When they’d gone several feet, he looked at her again. “You don’t fool me for a minute, you know.”
She glanced up at him, almost argued, then gave up. She was tired. “I know,” she said.
“You gonna tell me what has you so on edge today?”
Sh
e lowered her head. “I haven’t decided.”
“But you’re gonna let me hang around anyway. What’s up with that, Jones?”
She lifted her head, looked him right in the eye. “I’m scared half to death.”
He stopped walking, just looked at her, as if he thought she was kidding and then was shocked that she wasn’t. He should be shocked, he realized. Julie Jones didn’t admit to weakness often. Never, in fact. He was probably as surprised as she was that the first time she did, it would be to him. Her nemesis. Her worst enemy and, right now, her only friend.
CHAPTER THIRTEEN
Sean noticed that Dawn deliberately shoved him ahead of her in the line going into the Landmark Theater, so that when they took their seats in the audience, he was sitting between Dawn and her mother, with Kayla on Dawn’s other side. Jones was drawn up as tightly as a violin string. Something had happened between the time she’d left the station to pick Dawn up and the time she’d arrived back at work with her daughter in tow. He didn’t know what, and he didn’t expect her to tell him. She still didn’t trust him, and knowing that gnawed at him, though he wasn’t entirely sure why. After all, up until very recently, he’d had less than honorable motives in wanting to find out her secrets.
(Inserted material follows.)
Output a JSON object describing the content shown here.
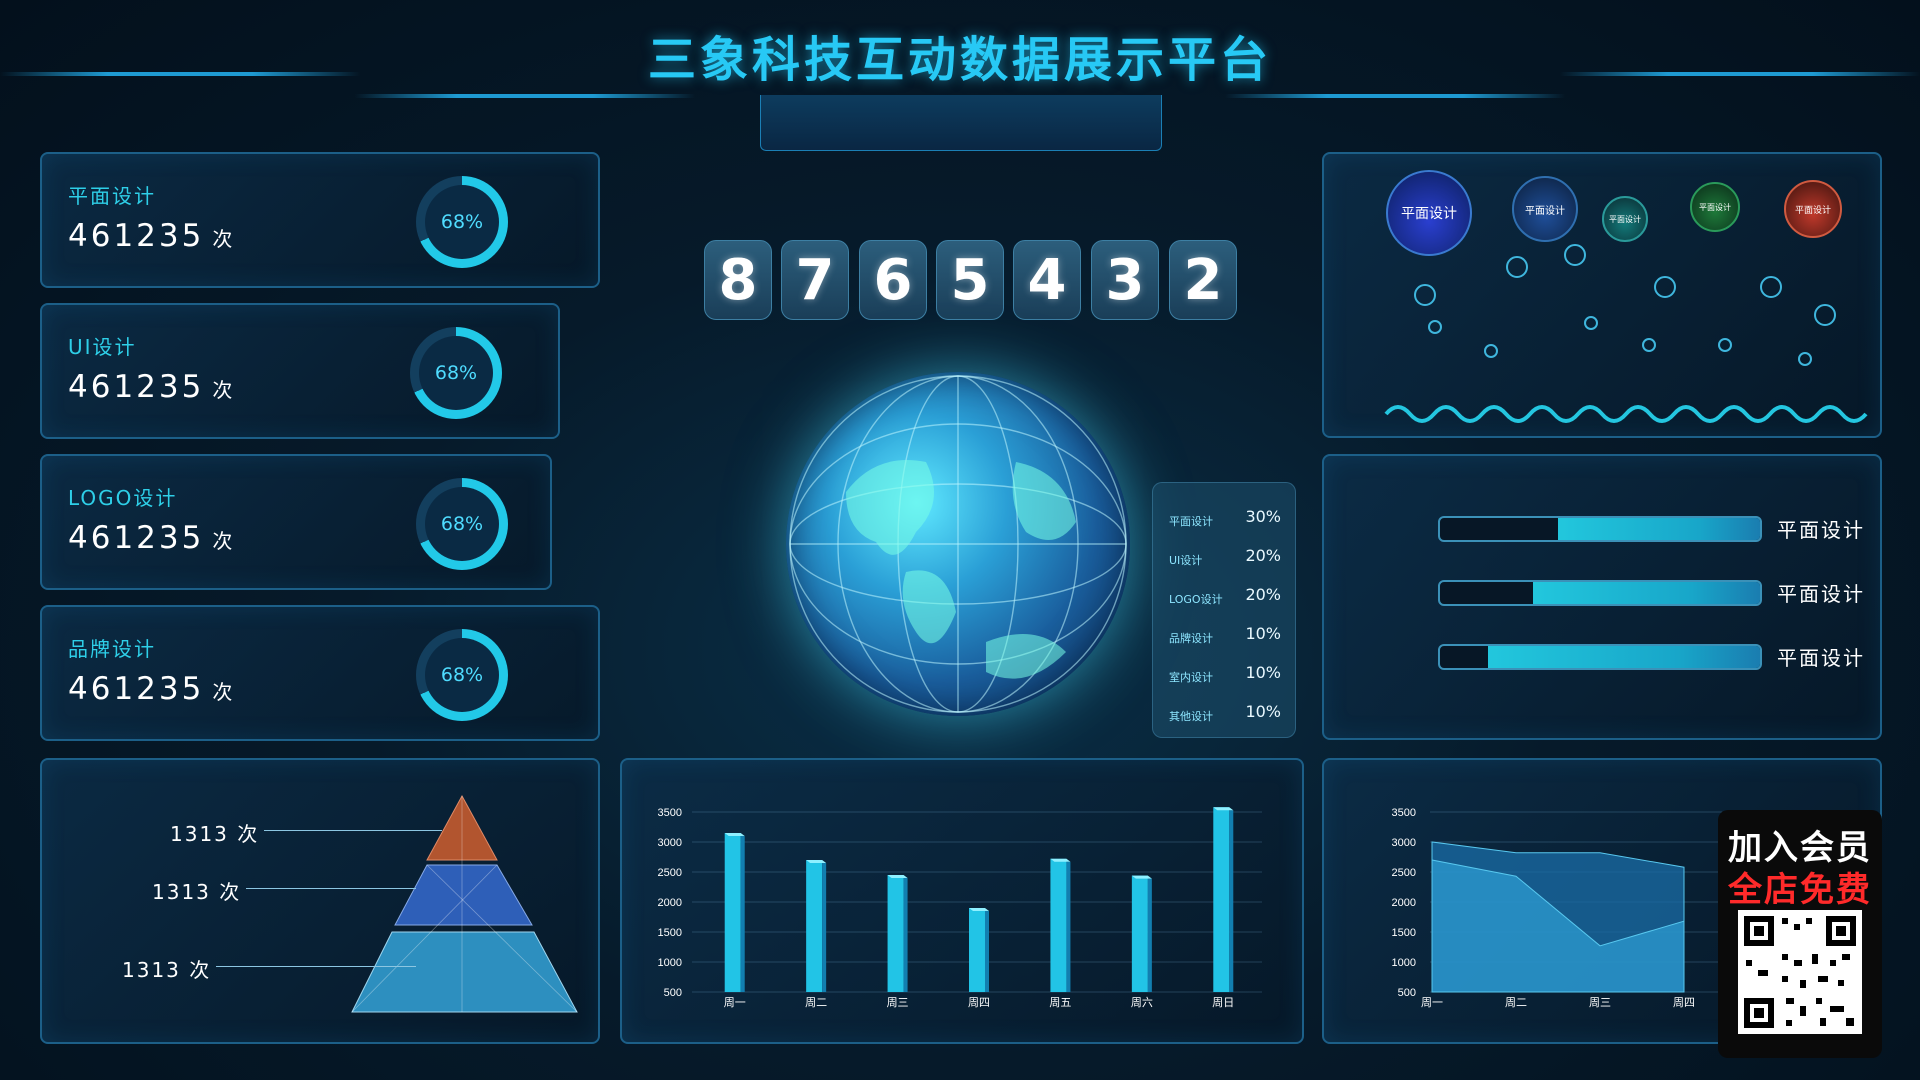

He’d wanted to get something on her. To have something to hold over her, even if he never did anything but tease her with it.
Now, everything had changed. He wanted her to trust him, so that he could find out what was going on, so that he could help her. And Dawn.
He swallowed and shifted his focus elsewhere when his mind started pondering further reasons. Like the cockeyed theory that he’d never really disliked Jones as much as he’d pretended. That he enjoyed fighting with her so much because of the sparks that flew between them when they fought. Positive charge meets negative charge. It was almost like sex.
That little change in his perception of their relationship seemed to have thrown the switch on what had always been a grudging but undeniable physical attraction and turned it into full-blown desire. On his part, at least. He’d been thinking about it ever since that moment in the studio earlier, when he’d damn near kissed her.